Unmittelbar nach Beendigung des Arbeitsverhältnisses machte der Arbeitnehmer sich selbstständig und betrieb Wettbewerb. Unter Berufung auf das im Arbeitsvertrag geregelte Wettbewerbsverbot beantragte der (ehemalige) Arbeitgeber im Wege der einstweiligen Verfügung die Untersagung jeglichen Wettbewerbs.
Das LAG entschied, dass das vereinbarte Wettbewerbsverbot unverbindlich ist, da es hinter den gesetzlichen Mindestvoraussetzungen der §§ 74 Abs. 2 und 74 b Abs. 2 HGB zurückbleibt. Gem. § 74 HGB hätte "für jedes Jahr des Verbots mindestens die Hälfte der von dem Handlungsgehilfen zuletzt bezogenen vertragsmäßigen Leistungen" zugesagt werden müssen, wobei § 74 b HGB auf den "Durchschnitt der letzten drei Jahre" abstelle.
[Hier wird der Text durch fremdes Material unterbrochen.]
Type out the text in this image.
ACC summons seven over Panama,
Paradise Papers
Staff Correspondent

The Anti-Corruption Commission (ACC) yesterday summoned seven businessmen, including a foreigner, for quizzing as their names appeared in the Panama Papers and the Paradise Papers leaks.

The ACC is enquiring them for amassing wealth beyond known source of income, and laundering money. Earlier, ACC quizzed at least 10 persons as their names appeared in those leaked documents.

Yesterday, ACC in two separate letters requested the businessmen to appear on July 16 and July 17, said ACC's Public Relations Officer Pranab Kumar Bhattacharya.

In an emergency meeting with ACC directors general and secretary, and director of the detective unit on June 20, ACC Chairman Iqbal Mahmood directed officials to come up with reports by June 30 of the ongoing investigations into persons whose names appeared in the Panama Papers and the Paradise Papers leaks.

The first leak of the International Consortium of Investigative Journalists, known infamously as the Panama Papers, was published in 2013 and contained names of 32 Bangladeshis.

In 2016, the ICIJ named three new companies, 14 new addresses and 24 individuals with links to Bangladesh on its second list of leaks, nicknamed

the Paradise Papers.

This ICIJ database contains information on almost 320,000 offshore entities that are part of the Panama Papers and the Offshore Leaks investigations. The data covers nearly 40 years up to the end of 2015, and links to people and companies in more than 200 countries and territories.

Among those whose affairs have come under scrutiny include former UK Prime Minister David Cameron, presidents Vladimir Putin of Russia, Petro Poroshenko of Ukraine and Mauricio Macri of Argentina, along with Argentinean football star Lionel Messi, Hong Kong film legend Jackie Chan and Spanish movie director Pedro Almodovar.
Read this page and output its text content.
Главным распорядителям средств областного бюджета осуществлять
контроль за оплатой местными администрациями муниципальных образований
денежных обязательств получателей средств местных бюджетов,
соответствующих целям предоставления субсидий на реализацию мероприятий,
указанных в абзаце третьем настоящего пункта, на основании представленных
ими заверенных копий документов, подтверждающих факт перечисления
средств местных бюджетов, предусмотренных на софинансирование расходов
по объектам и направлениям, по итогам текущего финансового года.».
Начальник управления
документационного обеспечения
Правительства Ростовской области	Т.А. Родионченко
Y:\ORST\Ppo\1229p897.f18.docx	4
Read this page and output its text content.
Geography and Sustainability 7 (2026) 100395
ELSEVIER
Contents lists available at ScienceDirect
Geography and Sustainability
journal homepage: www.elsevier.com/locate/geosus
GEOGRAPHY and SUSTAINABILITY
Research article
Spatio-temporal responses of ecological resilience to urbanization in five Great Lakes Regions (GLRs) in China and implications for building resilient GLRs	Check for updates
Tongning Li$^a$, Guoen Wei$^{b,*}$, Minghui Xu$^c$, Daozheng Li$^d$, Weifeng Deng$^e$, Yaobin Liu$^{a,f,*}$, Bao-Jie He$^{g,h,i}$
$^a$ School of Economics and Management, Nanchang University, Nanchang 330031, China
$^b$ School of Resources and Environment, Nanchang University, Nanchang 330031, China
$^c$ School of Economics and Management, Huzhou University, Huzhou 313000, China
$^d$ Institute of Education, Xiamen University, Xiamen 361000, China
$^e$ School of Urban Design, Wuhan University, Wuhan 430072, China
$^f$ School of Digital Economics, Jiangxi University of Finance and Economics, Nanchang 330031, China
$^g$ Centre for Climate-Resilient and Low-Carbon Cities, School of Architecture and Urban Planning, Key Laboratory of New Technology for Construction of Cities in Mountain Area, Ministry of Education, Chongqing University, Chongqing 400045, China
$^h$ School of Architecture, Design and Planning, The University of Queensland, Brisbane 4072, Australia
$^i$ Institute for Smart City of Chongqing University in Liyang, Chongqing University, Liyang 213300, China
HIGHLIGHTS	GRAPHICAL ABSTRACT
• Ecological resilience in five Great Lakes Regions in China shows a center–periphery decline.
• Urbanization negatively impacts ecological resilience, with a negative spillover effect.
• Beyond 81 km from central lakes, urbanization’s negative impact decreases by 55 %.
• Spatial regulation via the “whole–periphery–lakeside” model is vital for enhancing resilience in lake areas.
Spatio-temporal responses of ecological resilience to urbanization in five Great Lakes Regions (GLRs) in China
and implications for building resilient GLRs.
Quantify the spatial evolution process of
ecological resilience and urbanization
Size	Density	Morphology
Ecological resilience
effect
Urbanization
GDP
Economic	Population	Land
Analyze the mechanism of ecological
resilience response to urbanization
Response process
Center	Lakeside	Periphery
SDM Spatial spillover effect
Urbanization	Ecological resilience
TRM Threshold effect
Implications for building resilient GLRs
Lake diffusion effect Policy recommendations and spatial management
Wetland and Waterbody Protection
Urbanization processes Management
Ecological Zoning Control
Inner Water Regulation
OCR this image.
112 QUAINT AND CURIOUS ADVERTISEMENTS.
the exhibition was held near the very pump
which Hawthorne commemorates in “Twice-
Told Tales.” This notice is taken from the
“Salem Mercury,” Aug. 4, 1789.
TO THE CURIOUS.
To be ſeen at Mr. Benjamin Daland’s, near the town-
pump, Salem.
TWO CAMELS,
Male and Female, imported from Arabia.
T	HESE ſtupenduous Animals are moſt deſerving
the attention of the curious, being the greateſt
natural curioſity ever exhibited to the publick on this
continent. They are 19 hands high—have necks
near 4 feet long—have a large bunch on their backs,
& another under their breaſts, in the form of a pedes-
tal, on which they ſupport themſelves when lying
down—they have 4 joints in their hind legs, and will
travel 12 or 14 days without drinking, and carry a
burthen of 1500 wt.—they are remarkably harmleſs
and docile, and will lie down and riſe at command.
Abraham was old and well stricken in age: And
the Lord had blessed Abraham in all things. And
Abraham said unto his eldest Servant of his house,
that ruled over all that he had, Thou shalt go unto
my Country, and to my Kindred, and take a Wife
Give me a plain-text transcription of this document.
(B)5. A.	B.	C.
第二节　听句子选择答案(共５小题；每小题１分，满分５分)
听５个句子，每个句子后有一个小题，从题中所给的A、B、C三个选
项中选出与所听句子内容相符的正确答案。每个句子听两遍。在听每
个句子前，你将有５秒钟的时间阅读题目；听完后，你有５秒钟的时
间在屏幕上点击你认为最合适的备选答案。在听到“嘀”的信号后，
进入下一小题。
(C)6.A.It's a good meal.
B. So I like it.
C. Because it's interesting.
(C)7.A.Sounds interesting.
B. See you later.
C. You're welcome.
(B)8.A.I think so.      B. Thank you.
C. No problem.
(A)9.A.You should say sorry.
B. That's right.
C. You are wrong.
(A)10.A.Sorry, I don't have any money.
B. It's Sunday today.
Da die vertraglich vereinbarte Entschädigung (Durchschnitt der letzten 12 Monate) im Einzelfall geringer ausfallen könne als die gesetzliche Mindestentschädigung (Durchschnitt der letzten 3 Jahre) bliebe die vertragliche Entschädigungsklausel hinter den gesetzlichen Mindestanforderungen zurück. Daran könne auch der anschließende Verweis auf die Anwendbarkeit der §§ 74 - 75c HGB "im Übrigen" nichts ändern. Ein solcher allgemeiner Verweis auf die gesetzlichen Regelungen könne dann nicht mehr greifen, wenn die Parteien zuvor bereits eine abweichende Regelung hinsichtlich der zu zahlenden Entschädigung getroffen haben.
Daher sei die gesamte Klausel "unverbindlich" mit der Folge, dass der Arbeitnehmer die Wahl habe, entweder das Wettbewerbsverbot zu beachten und die zugesagte Karenzentschädigung zu beanspruchen oder sich entschädigungslos vom Wettbewerbsverbot zu lösen (ständige Rechtsprechung).
Praxistipp:
Immer wenn die vertragliche Entschädigungsklausel von der gesetzlichen Formulierung abweicht, ist Vorsicht geboten. Die Klausel könnte unverbindlich oder gar nichtig sein. Aus Arbeitgebersicht sollte daher zur Sicherheit lediglich der Wortlaut von §§ 74 Abs. 2, 74b Abs. 2 HGB wiedergeben werden. Vermutlich ausreichend ist auch der Hinweis, dass dem Arbeitnehmer eine Karenzentschädigung gem. §§ 74 Abs. 2, 74b Abs. 2 HGB gewährt wird.